Dark Matter Fails Another Test
The Chinese didn’t find dark matter with their super-detector, but they still believe it has to be there.
Rafi Letzer reported in Live Science that the Chinese PandaX detector, one of the most sensitive detectors on the planet, has failed to find theoretical WIMPs (Weakly Interactive Massive Particles), a favored candidate for dark matter. He writes as if this is becoming a broken record. “Once again, dark matter has failed to turn up where researchers hoped they might find it.” PandaX should have been able to find WIMPs if they exist. It would see an occasional flash from detectors when a WIMP disturbs a xenon atom in the huge underground tank of liquid xenon.
But recently reported data from an 80-day experiment at the facility, which was completed in 2015, tells physicists that hasn’t happened.
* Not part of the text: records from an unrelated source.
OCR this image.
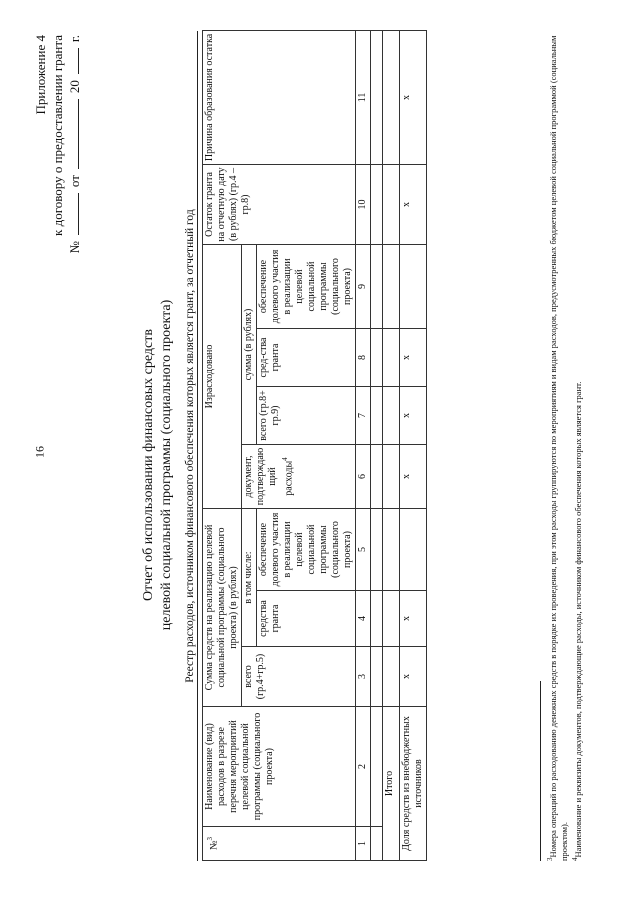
16
Приложение 4 к договору о предоставлении гранта
№
от
20
г.
Отчет об использовании финансовых средств целевой социальной программы (социального проекта) Реестр расходов, источником финансового обеспечения которых является грант, за отчетный год
№$^3$	Наименование (вид) расходов в разрезе перечня мероприятий целевой социальной программы (социального проекта)	Сумма средств на реализацию целевой социальной программы (социального проекта) (в рублях)			Израсходовано				Остаток гранта на отчетную дату (в рублях) (гр.4 – гр.8)	Причина образования остатка
		всего (гр.4+гр.5)	в том числе:		документ, подтверждающий расходы$^4$	сумма (в рублях)				
			средства гранта	обеспечение долевого участия в реализации целевой социальной программы (социального проекта)		всего (гр.8+ гр.9)	сред-ства гранта	обеспечение долевого участия в реализации целевой социальной программы (социального проекта)		
1	2	3	4	5	6	7	8	9	10	11

Итого										
Доля средств из внебюджетных источников		х	х		х	х	х		х	х

$^3$Номера операций по расходованию денежных средств в порядке их проведения, при этом расходы группируются по мероприятиям и видам расходов, предусмотренных бюджетом целевой социальной программой (социальным проектом). $^4$Наименование и реквизиты документов, подтверждающие расходы, источником финансового обеспечения которых является грант.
And that null result, the umpteenth null result in the hunt for dark matter, tells us something about dark matter.
It tells us it doesn’t exist. That’s the simple conclusion. But cosmologists insist that dark matter has to be there for their theories to work. These umpteen failures should make them think outside the box. If dark matter doesn’t interact with regular matter at all, is it even there?
“We have to be prepared for the idea that dark matter might not interact with other matter except through gravity,” [Hai-Bo] Yu told Live Science.
If that were true, scientists would be positing a ghostly material that does not manifest itself in any conceivable way “except through gravity.” How could that be?
And astronomical observations, Yu said, point increasingly toward a model called self-interacting dark matter — particles that interact primarily with one another through unknown means, rather than interacting primarily (or interacting at all) with the ordinary matter we’re used to. And the best way to observe dark matter of this sort, he said, is through its effects on what we can see in outer space.
But this sounds absurd, like saying you can be married to yourself through unknown means and bear children. The very notion would defy everything we know about regular matter. It would seem after so many failures that somebody should consider the possibility that the current big-bang cosmology is flawed.
One possibility not on the table is to say there has not been time for galaxies and clusters to move the way big-bangers think they should have after 13.7 billion years.
Behold the dogged commitment of scientists to a paradigm. These cosmologists may have to die off before giving up on their failed quest. Does that ever happen in science? Look no further. And think of all the money poured into this occult belief.